London rally will pressure G20 leaders on just, fair and sustainable policies

By staff writers
February 19, 2009

A wide coalition of development and social change agencies, including church groups, is organising a major demonstration in central London on 28 March to highlight the need for just economy and ecology.

The ‘Put People First’ coalition says that the only sustainable way to rebuild the economy is to create a fair distribution of wealth that will provide decent jobs and public services for all, to end global inequality, and to build a green, low carbon future.

“Recession must not be an excuse for putting off action for global justice or to stop climate chaos,” they declare, as leaders from the world's richest nations prepare to meet on 2 April 2009 to address the worldwide economic crisis.

Christian Aid, Tearfund and World Vision are among the development agencies telling the G20 leaders that only just, fair and sustainable policies will be able to see the world through the recession.

The G20 summit is being hosted by Prime Minister Gordon Brown, who is due to meet the heads of the IMF and World Bank on Wednesday for preparatory talks.

Tearfund’s Advocacy Director, Paul Cook, says the church is being mobilised locally and globally to respond to the needs of people losing their livelihoods in the downturn and those living in poor communities where the impact of climate change is already being felt.

“World leaders must now work to ensure that failed systems are re-structured to fairly accommodate the poor in society. In a biting recession developing countries are hit even harder,” he explains.

The network brings together religious and secular groups, with the latter including the Trades Union Congress, Friends of the Earth and Oxfam.

The director of the Stop Climate Chaos Coalition, Ashok Sinha, said governments needed to invest in green jobs and low carbon economies.

Sinha declared: “The lives and livelihoods of millions of poor and vulnerable people across all countries are at stake. The leaders of the G20 owe it to those most at risk yet least responsible for both the economic crisis and the threat of climate chaos to help create a global Green New Deal to tackle both.”

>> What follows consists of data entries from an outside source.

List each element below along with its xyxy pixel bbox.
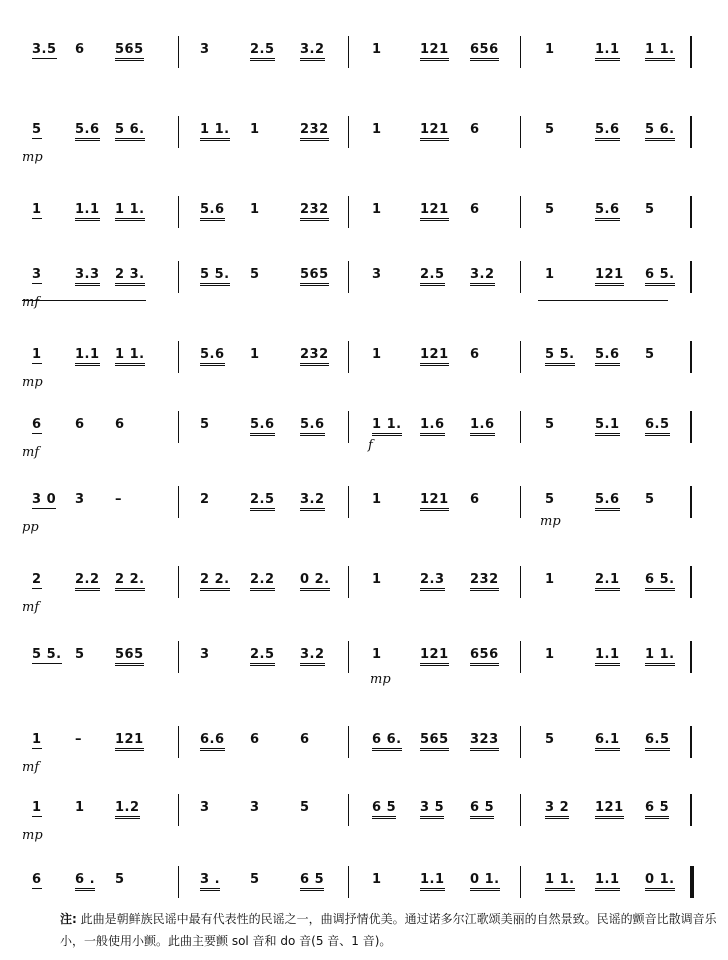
score-row (0, 482, 728, 542)
dynamic-marking: mp (22, 375, 43, 390)
note-group: 5.6 (75, 122, 100, 141)
barline (348, 116, 349, 148)
barline (520, 566, 521, 598)
note-group: 1 1. (645, 647, 675, 666)
note-group: 3 (200, 647, 210, 662)
barline (690, 116, 692, 148)
note-group: 3.2 (300, 647, 325, 666)
note-group: 6 5 (645, 800, 669, 819)
barline (348, 36, 349, 68)
barline (520, 486, 521, 518)
note-group: 5.6 (300, 417, 325, 436)
dynamic-marking: mp (540, 514, 561, 529)
note-group: 1 (545, 267, 555, 282)
note-group: 1 (372, 647, 382, 662)
note-group: 1.1 (595, 872, 620, 891)
note-group: 1 1. (115, 347, 145, 366)
crescendo-hairpin (22, 300, 146, 301)
note-group: 3 (200, 800, 210, 815)
barline (348, 261, 349, 293)
barline (520, 411, 521, 443)
dynamic-marking: f (368, 438, 373, 453)
note-group: 1 1. (645, 42, 675, 61)
decrescendo-hairpin (538, 300, 668, 301)
note-group: 1.2 (115, 800, 140, 819)
dynamic-marking: pp (22, 520, 39, 535)
note-group: 6 (470, 122, 480, 137)
lead-note: 6 (32, 417, 42, 432)
note-group: 1.1 (420, 872, 445, 891)
note-group: 1.6 (420, 417, 445, 436)
note-group: 5.1 (595, 417, 620, 436)
note-group: 3.2 (300, 42, 325, 61)
score-row (0, 562, 728, 622)
score-row (0, 32, 728, 92)
note-group: 5 (300, 800, 310, 815)
barline (178, 196, 179, 228)
barline (520, 794, 521, 826)
note-group: 1 1. (115, 202, 145, 221)
note-group: 5 6. (115, 122, 145, 141)
note-group: 3 . (200, 872, 220, 891)
note-group: 3.2 (470, 267, 495, 286)
barline (178, 866, 179, 898)
note-group: 5 (75, 647, 85, 662)
barline (520, 866, 521, 898)
note-group: 5 5. (545, 347, 575, 366)
note-group: 6 (470, 202, 480, 217)
barline (348, 196, 349, 228)
score-row (0, 337, 728, 397)
note-group: – (115, 492, 122, 507)
barline (178, 566, 179, 598)
note-group: 565 (115, 42, 144, 61)
note-group: 1 1. (372, 417, 402, 436)
barline (178, 726, 179, 758)
footnote-text: 此曲是朝鲜族民谣中最有代表性的民谣之一，曲调抒情优美。通过诺多尔江歌颂美丽的自然景致。民谣的颤音比散调音乐小，一般使用小颤。此曲主要颤 sol 音和 do 音(5 音、1 音)。 (60, 912, 717, 948)
note-group: 6.5 (645, 417, 670, 436)
dynamic-marking: mp (22, 828, 43, 843)
note-group: 5.6 (595, 492, 620, 511)
note-group: 1 (372, 872, 382, 887)
note-group: 6 (470, 347, 480, 362)
lead-note: 3 0 (32, 492, 57, 507)
note-group: 1 1. (545, 872, 575, 891)
note-group: 3.3 (75, 267, 100, 286)
note-group: 2.2 (75, 572, 100, 591)
barline (690, 341, 692, 373)
note-group: 6 (75, 42, 85, 57)
note-group: 6 5 (300, 872, 324, 891)
note-group: 2 3. (115, 267, 145, 286)
barline (690, 486, 692, 518)
note-group: 121 (595, 800, 624, 819)
note-group: 2.5 (420, 267, 445, 286)
barline (520, 196, 521, 228)
barline (690, 641, 692, 673)
score-row (0, 112, 728, 172)
note-group: 1 (545, 572, 555, 587)
barline (690, 726, 692, 758)
lead-note: 5 5. (32, 647, 62, 662)
barline (348, 566, 349, 598)
note-group: 6 (75, 417, 85, 432)
note-group: 232 (300, 347, 329, 366)
barline (178, 36, 179, 68)
note-group: 121 (420, 347, 449, 366)
barline (178, 261, 179, 293)
barline (348, 794, 349, 826)
note-group: 121 (420, 647, 449, 666)
note-group: 0 1. (470, 872, 500, 891)
note-group: 3 5 (420, 800, 444, 819)
note-group: 1 (372, 492, 382, 507)
lead-note: 3.5 (32, 42, 57, 57)
lead-note: 1 (32, 347, 42, 362)
barline (520, 726, 521, 758)
note-group: 323 (470, 732, 499, 751)
note-group: 121 (420, 492, 449, 511)
barline (690, 196, 692, 228)
note-group: 5.6 (595, 122, 620, 141)
note-group: 1.1 (595, 647, 620, 666)
note-group: 5.6 (200, 347, 225, 366)
note-group: 1.1 (75, 347, 100, 366)
note-group: 565 (115, 647, 144, 666)
note-group: 1 (545, 42, 555, 57)
note-group: 2 (200, 492, 210, 507)
note-group: 1 (372, 202, 382, 217)
note-group: 6 (250, 732, 260, 747)
note-group: 5 5. (200, 267, 230, 286)
note-group: 2.5 (250, 647, 275, 666)
barline (178, 794, 179, 826)
note-group: 1.1 (75, 202, 100, 221)
note-group: 2.5 (250, 492, 275, 511)
note-group: 2.3 (420, 572, 445, 591)
note-group: 5.6 (250, 417, 275, 436)
note-group: 5 (115, 872, 125, 887)
note-group: 2.5 (250, 42, 275, 61)
note-group: 5 (645, 347, 655, 362)
note-group: 1.6 (470, 417, 495, 436)
lead-note: 6 (32, 872, 42, 887)
note-group: 1 (372, 42, 382, 57)
note-group: 5 (250, 267, 260, 282)
barline (348, 341, 349, 373)
note-group: 5 (545, 122, 555, 137)
note-group: 1 1. (200, 122, 230, 141)
note-group: – (75, 732, 82, 747)
note-group: 565 (420, 732, 449, 751)
dynamic-marking: mp (370, 672, 391, 687)
note-group: 6 (300, 732, 310, 747)
barline (178, 116, 179, 148)
note-group: 6 6. (372, 732, 402, 751)
dynamic-marking: mf (22, 295, 40, 310)
note-group: 1 (250, 122, 260, 137)
note-group: 6 (470, 492, 480, 507)
note-group: 232 (470, 572, 499, 591)
note-group: 1 (372, 122, 382, 137)
note-group: 6 5 (372, 800, 396, 819)
note-group: 5 (645, 202, 655, 217)
footnote (60, 908, 720, 952)
score-row (0, 637, 728, 697)
note-group: 5 (545, 492, 555, 507)
score-row (0, 257, 728, 317)
barline (690, 866, 694, 898)
lead-note: 5 (32, 122, 42, 137)
note-group: 6 5. (645, 572, 675, 591)
note-group: 3 (75, 492, 85, 507)
note-group: 121 (420, 202, 449, 221)
note-group: 121 (420, 42, 449, 61)
barline (348, 411, 349, 443)
note-group: 6.5 (645, 732, 670, 751)
barline (520, 341, 521, 373)
dynamic-marking: mf (22, 600, 40, 615)
barline (520, 116, 521, 148)
barline (178, 411, 179, 443)
note-group: 232 (300, 122, 329, 141)
lead-note: 2 (32, 572, 42, 587)
note-group: 6 (115, 417, 125, 432)
barline (690, 411, 692, 443)
note-group: 2 2. (200, 572, 230, 591)
dynamic-marking: mf (22, 445, 40, 460)
lead-note: 1 (32, 202, 42, 217)
note-group: 3 (372, 267, 382, 282)
score-row (0, 407, 728, 467)
note-group: 1 (372, 572, 382, 587)
note-group: 5 (200, 417, 210, 432)
note-group: 1.1 (595, 42, 620, 61)
barline (690, 261, 692, 293)
note-group: 6 5. (645, 267, 675, 286)
note-group: 5.6 (200, 202, 225, 221)
note-group: 656 (470, 42, 499, 61)
barline (178, 486, 179, 518)
barline (348, 726, 349, 758)
barline (348, 486, 349, 518)
note-group: 5 (545, 202, 555, 217)
note-group: 5 (545, 732, 555, 747)
note-group: 6 5 (470, 800, 494, 819)
note-group: 121 (115, 732, 144, 751)
score-row (0, 722, 728, 782)
note-group: 3 (250, 800, 260, 815)
note-group: 0 1. (645, 872, 675, 891)
note-group: 5.6 (595, 347, 620, 366)
note-group: 3.2 (300, 492, 325, 511)
note-group: 6.6 (200, 732, 225, 751)
note-group: 5 (645, 492, 655, 507)
note-group: 0 2. (300, 572, 330, 591)
lead-note: 1 (32, 732, 42, 747)
barline (178, 341, 179, 373)
note-group: 5 (250, 872, 260, 887)
footnote-label: 注: (60, 912, 77, 926)
note-group: 6 . (75, 872, 95, 891)
note-group: 5 (545, 417, 555, 432)
note-group: 6.1 (595, 732, 620, 751)
barline (520, 641, 521, 673)
note-group: 3 2 (545, 800, 569, 819)
note-group: 121 (595, 267, 624, 286)
note-group: 232 (300, 202, 329, 221)
barline (690, 566, 692, 598)
barline (690, 794, 692, 826)
note-group: 1 (545, 647, 555, 662)
note-group: 2.1 (595, 572, 620, 591)
note-group: 1 (250, 347, 260, 362)
note-group: 2 2. (115, 572, 145, 591)
barline (348, 866, 349, 898)
lead-note: 3 (32, 267, 42, 282)
note-group: 3 (200, 42, 210, 57)
barline (178, 641, 179, 673)
barline (690, 36, 692, 68)
note-group: 1 (250, 202, 260, 217)
note-group: 121 (420, 122, 449, 141)
barline (348, 641, 349, 673)
barline (520, 261, 521, 293)
score-row (0, 192, 728, 252)
score-row (0, 790, 728, 850)
note-group: 656 (470, 647, 499, 666)
barline (520, 36, 521, 68)
note-group: 1 (372, 347, 382, 362)
note-group: 5 6. (645, 122, 675, 141)
note-group: 565 (300, 267, 329, 286)
lead-note: 1 (32, 800, 42, 815)
dynamic-marking: mp (22, 150, 43, 165)
note-group: 5.6 (595, 202, 620, 221)
dynamic-marking: mf (22, 760, 40, 775)
note-group: 2.2 (250, 572, 275, 591)
note-group: 1 (75, 800, 85, 815)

Gordon Brown will discuss the global economic crisis and its social and development implications in an audience with Pope Benedict XVI at the Vatican on today (19 February 2009).

Church agencies will hold an ecumenical church service at Methodist Central Hall, Westminster, London, opposite the Houses of Parliament, at 11am on 28 March.

The congregation will then join the main march as it moves through Westminster at around 12.15 and heads to Hyde Park for a rally.